The gathering, last month, came just days after LTH was told it had been placed in a category known as NHS Oversight Framework Segment 4. It means the trust will receive “intensive support” from the National Recovery Support Programme and, having identified the underlying reasons for its “performance challenges”, agree how to resolve them.
LTH chair Professor Mike Smith said there could not be any “additional spending” in the year ahead, because “that’s just additional debt”.
Figures presented to the meeting revealed the scale of the budgetary pressure LTH is under. Its permitted deficit for 2024/25, agreed with NHS England, was £21.9m – for which it received funding halfway through the year. It was then aiming to break even by the end of this month.
However, LTH is now forecasting a deficit of £42.5m for the financial year, partly due to falling short of its £58m savings target. At the February meeting, it was reported that £21.7m had been delivered – £14m of which was recurrent, the remainder a one-off.

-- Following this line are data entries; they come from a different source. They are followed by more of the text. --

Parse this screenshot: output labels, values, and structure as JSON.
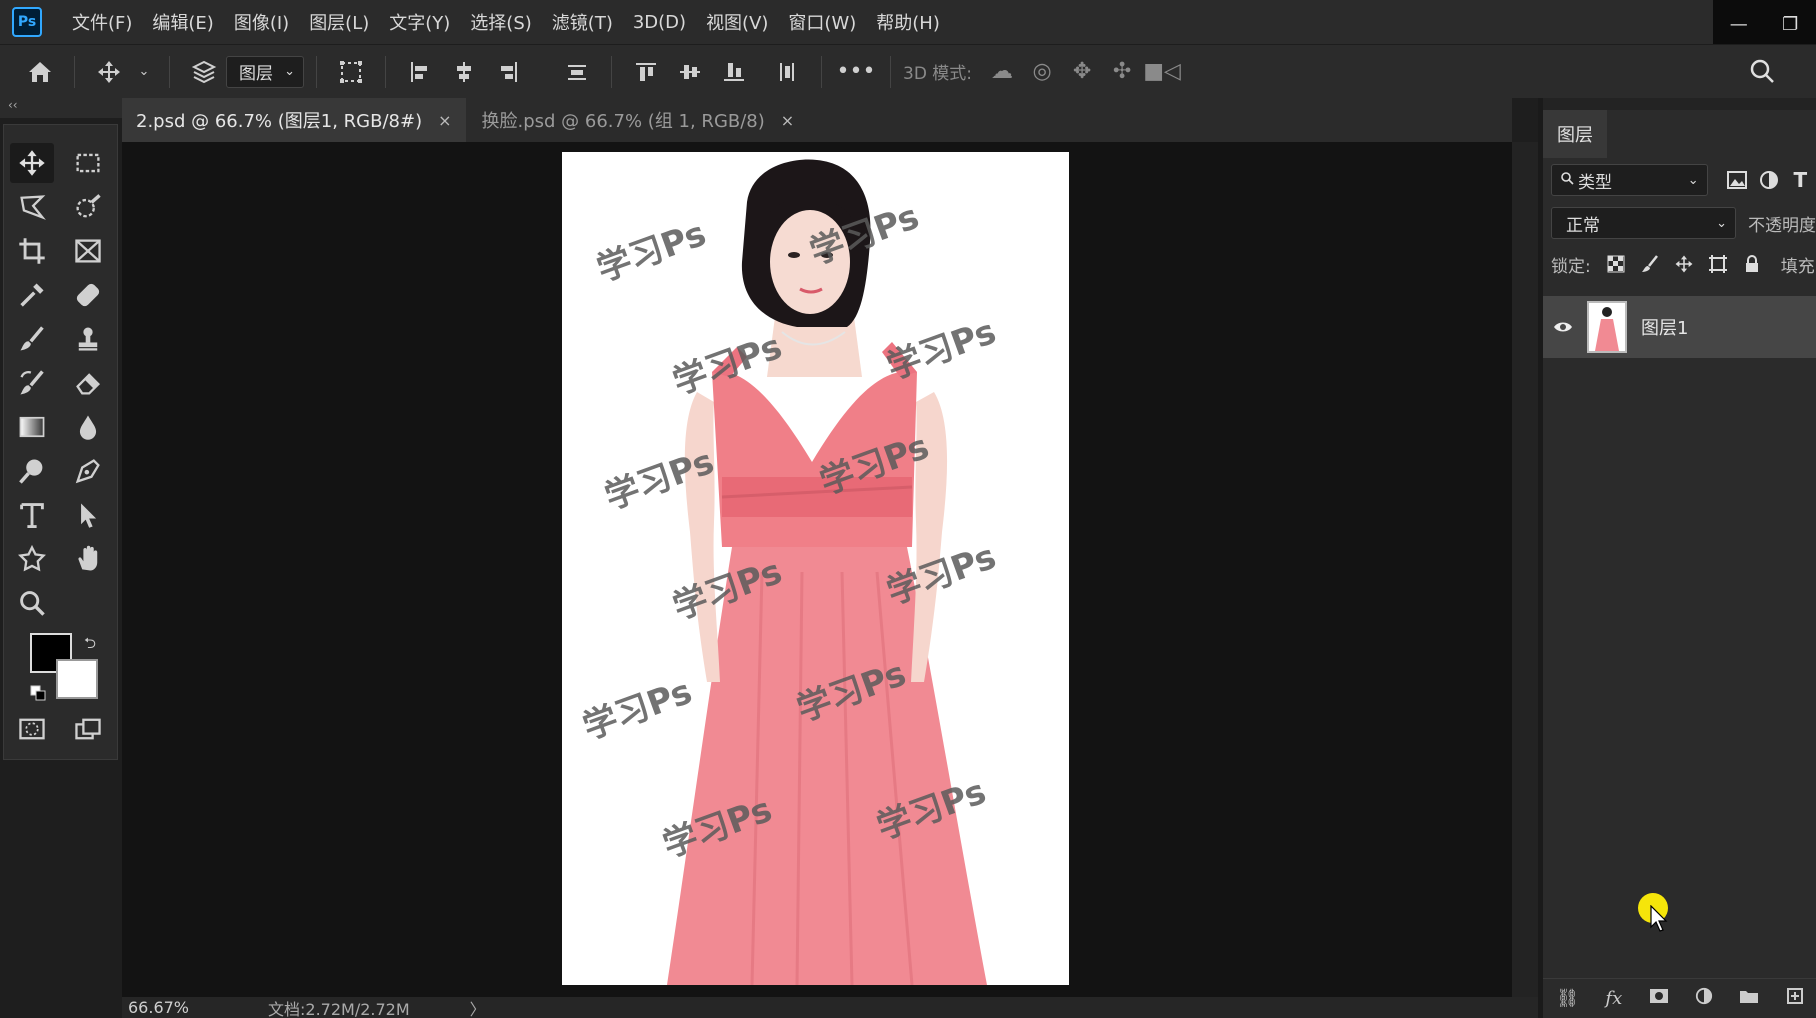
{
  "app": {
    "logo": "Ps",
    "menu": [
      "文件(F)",
      "编辑(E)",
      "图像(I)",
      "图层(L)",
      "文字(Y)",
      "选择(S)",
      "滤镜(T)",
      "3D(D)",
      "视图(V)",
      "窗口(W)",
      "帮助(H)"
    ],
    "window_controls": {
      "minimize": "—",
      "restore": "❐"
    }
  },
  "options_bar": {
    "layer_select": "图层",
    "mode3d_label": "3D 模式:"
  },
  "tabs": [
    {
      "label": "2.psd @ 66.7% (图层1, RGB/8#)",
      "close": "×"
    },
    {
      "label": "换脸.psd @ 66.7% (组 1, RGB/8)",
      "close": "×"
    }
  ],
  "canvas": {
    "watermark": "学习Ps"
  },
  "status": {
    "zoom": "66.67%",
    "doc_size": "文档:2.72M/2.72M",
    "arrow": "〉"
  },
  "layers_panel": {
    "tab": "图层",
    "filter_label": "类型",
    "blend_mode": "正常",
    "opacity_label": "不透明度",
    "lock_label": "锁定:",
    "fill_label": "填充",
    "layers": [
      {
        "name": "图层1",
        "visible": true
      }
    ]
  },
  "colors": {
    "accent": "#31a8ff",
    "foreground": "#000000",
    "background": "#ffffff",
    "dress": "#f0808a"
  }
}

Chief executive Silas Nicholls said the situation had not “happened overnight”, but was” the culmination of…about ten years of building financial pressure within the organisation”.
He added: “As we went through [the] Covid period, when finance became less of an issue [amid] the national emergency we were facing, I think that gave the organisation [a period] of respite. Now, that Covid money has been withdrawn from not just us, but the whole of the NHS.
Mr. Nicholls said the trust was having to wrestle with “the need to live within our means…, but also dealing with ever increasing demand…driven by wider changes in society”.
“What we don’t want is to hit one financial target and then completely lose the whole point of why we’re here as a hospital,” he acknowledged.
David Stonehouse, interim chief finance officer, stressed that the budgetary situation was not as a result of “spending [being] out of control]”, but rather the challenge of “delivering a significant amount of savings”. The £58m target for 2024/25 represented seven percent of LTH’s operational expenditure for the year.
Meanwhile, looking to the longer term, Prof Smith said the aim was “to get back to doing what we do best”, with the Royal Preston delivering “exceptional” tertiary services – the most specialised care – and Chorley and South Ribble Hospital functioning as a district general.